Fernando García Pérez, actual párroco de Arguineguín, reflexiona sobre la capacidad de acogida de este pueblo costero de Mogán, incluso tras el drama migratorio de 2020. A pesar de que aquel episodio puso a la localidad en el punto de mira, García asegura que la convivencia entre los vecinos no se ha visto mermada.
El párroco describe Arguineguín como una comunidad "abierta a todo lo que llega", donde se observa una gran diversidad de razas, lenguas y condiciones. "Es bonito ver tanta capacidad de acogida", afirma, definiendo el pueblo como "cosmopolita" gracias a la mezcla de canarios, africanos, latinoamericanos y europeos.
García cree que la visita del papa León XIV a Arguineguín responde no solo a la situación vivida, sino también a que el pueblo ha seguido acogiendo personas con naturalidad, convirtiéndose en un ejemplo de "cruce de culturas, un cruce de corazones, un cruce de vidas".
Durante su breve visita, el Santo Padre podrá sentir la bienvenida de unas 2.000 personas, el 75% migrantes, para quienes la comunidad eclesial canaria reclama dignidad.
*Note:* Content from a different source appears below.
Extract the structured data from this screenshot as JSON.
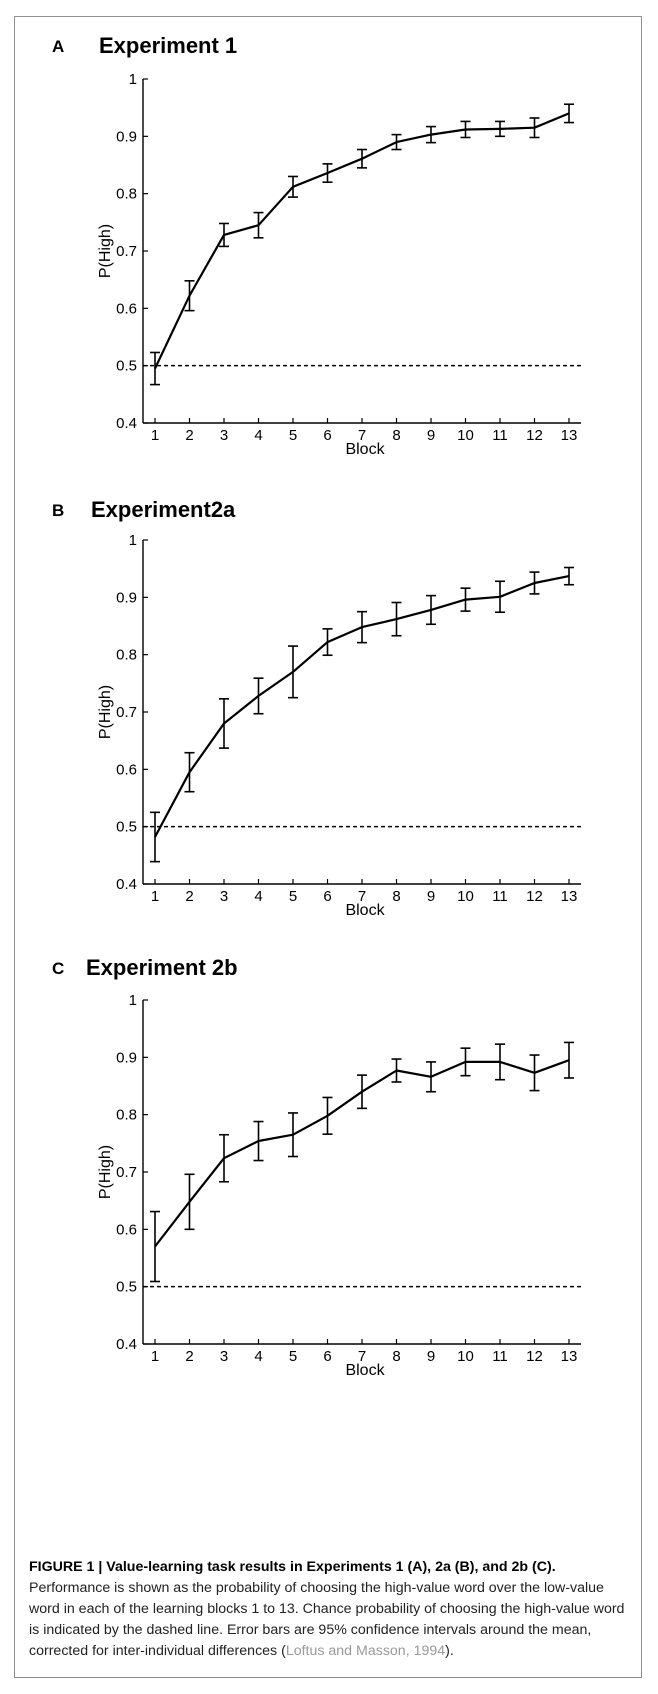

El acto organizado está pensado "por y para las personas", y el Papa escuchará testimonios sobre la realidad migratoria.
En la parroquia que dirige García, opera el grupo "Acogida Digna", dependiente de la pastoral de migraciones, que ofrece acompañamiento para facilitar la integración de los recién llegados. "No deja de llegarnos gente", señala el párroco, indicando que la ayuda es constante.
El sacerdote enfatiza que en Arguineguín "miramos a las personas", ofreciendo apoyo tanto a quienes comparten la fe como a quienes no, incluso si supone un reto. Como ejemplo, ofició el entierro de una persona sirio-ortodoxa ante la escasez de sacerdotes ortodoxos en la isla.
Fernando García, originario de El Tablero (San Bartolomé de Tirajana), regresa a Arguineguín 24 años después de sus prácticas. Ordenado en 2008, su labor pastoral le ha llevado por diversas parroquias de Gran Canaria y Fuerteventura antes de establecerse en Mogán en 2024. Su labor abarca todo el municipio y otras iglesias.
A sus 48 años, García espera que la visita del Papa renueve la actitud de los cristianos y sirva de acicate para la "confraternización" que busca el Santo Padre. Percibe "alegría, ilusión y nerviosismo" entre sus vecinos, con 105 personas apuntadas para asistir a la misa en el Estadio de Gran Canaria.
Junto a la talla de la Virgen del Carmen de los pescadores, que sufrió un robo, el Papa realizará una ofrenda floral. García compara la resiliencia de la virgen, a pesar de estar deteriorada, con la de muchos cristianos heridos que siguen adelante.
El párroco recuerda haber vivido la crisis migratoria en Fuerteventura "con mucho pesar, mucho interés y mucha expectativa", especialmente tras la llegada de la primera patera a Canarias en 1994.